Se anticiparon al dilatado militantismo artístico de los años cuarenta, representado por los dibujos que el gobierno británico encargó a Henry Moore, que retrató a ciudadanos cobijados en el metro durante el blitz londinense. El profético fotoensayo sobre Hitler a cargo de Erwin Blumenfeld y los bustos de víctimas de Hiroshima capturados por Christer Strömholm completan este surtido muestrario, junto al perturbador autorretrato que pintó Nussbaum al lado de su sobrina. El pintor falleció pocos meses más tarde en Auschwitz. Desde los cincuenta, pese a la amenaza de la extinción biológica que impuso la bomba atómica, la guerra se ha encadenado década tras década, de Indochina y Argelia a Afganistán y Siria. Cientos de artistas han seguido documentándolas lejos de la contienda y sirviéndose de otro tipo de artefactos.

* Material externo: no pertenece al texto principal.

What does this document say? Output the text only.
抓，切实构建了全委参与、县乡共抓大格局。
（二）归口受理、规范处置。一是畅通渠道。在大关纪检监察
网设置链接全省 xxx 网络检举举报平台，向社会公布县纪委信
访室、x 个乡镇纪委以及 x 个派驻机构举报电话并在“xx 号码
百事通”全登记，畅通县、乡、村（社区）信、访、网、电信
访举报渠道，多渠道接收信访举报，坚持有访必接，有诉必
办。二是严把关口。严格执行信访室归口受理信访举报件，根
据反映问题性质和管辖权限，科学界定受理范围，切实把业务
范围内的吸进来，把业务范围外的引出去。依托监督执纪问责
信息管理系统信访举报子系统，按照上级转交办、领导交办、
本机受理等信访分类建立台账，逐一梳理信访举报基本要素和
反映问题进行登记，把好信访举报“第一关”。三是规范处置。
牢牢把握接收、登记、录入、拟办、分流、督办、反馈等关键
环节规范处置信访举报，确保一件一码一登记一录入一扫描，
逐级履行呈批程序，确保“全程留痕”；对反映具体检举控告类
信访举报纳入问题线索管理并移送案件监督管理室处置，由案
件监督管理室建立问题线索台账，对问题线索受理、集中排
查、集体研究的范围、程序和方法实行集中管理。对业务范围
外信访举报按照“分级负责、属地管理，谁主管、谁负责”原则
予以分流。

Sophie Ristelhueber visitó el sur de Irak a principios de los noventa. Descubrió un paisaje devastado por la guerra, lleno de cavidades informes y otras huellas de destrucción pendientes de cicatrizar. Se pasó una década entera obsesionada con esa tierra baldía, antes de decidir volver al lugar, unos meses antes del 11 de septiembre de 2001, para fotografiar su llamado tríptico iraquí: tres paisajes desérticos, pero en los que no cuesta imaginar detonaciones y bombardeos. “Cuando el responsable de la guerra está ausente, logramos verlo todavía más”, afirmaba ayer desde los pasillos de la exposición. “Mi trabajo no es militante, porque sé que no lograré detener la guerra”, lamentaba. Aún así, no puede evitar que esas palmeras decapitadas –“símbolo de tantos ejércitos sometidos”, dice– la sigan torturando otra década más tarde.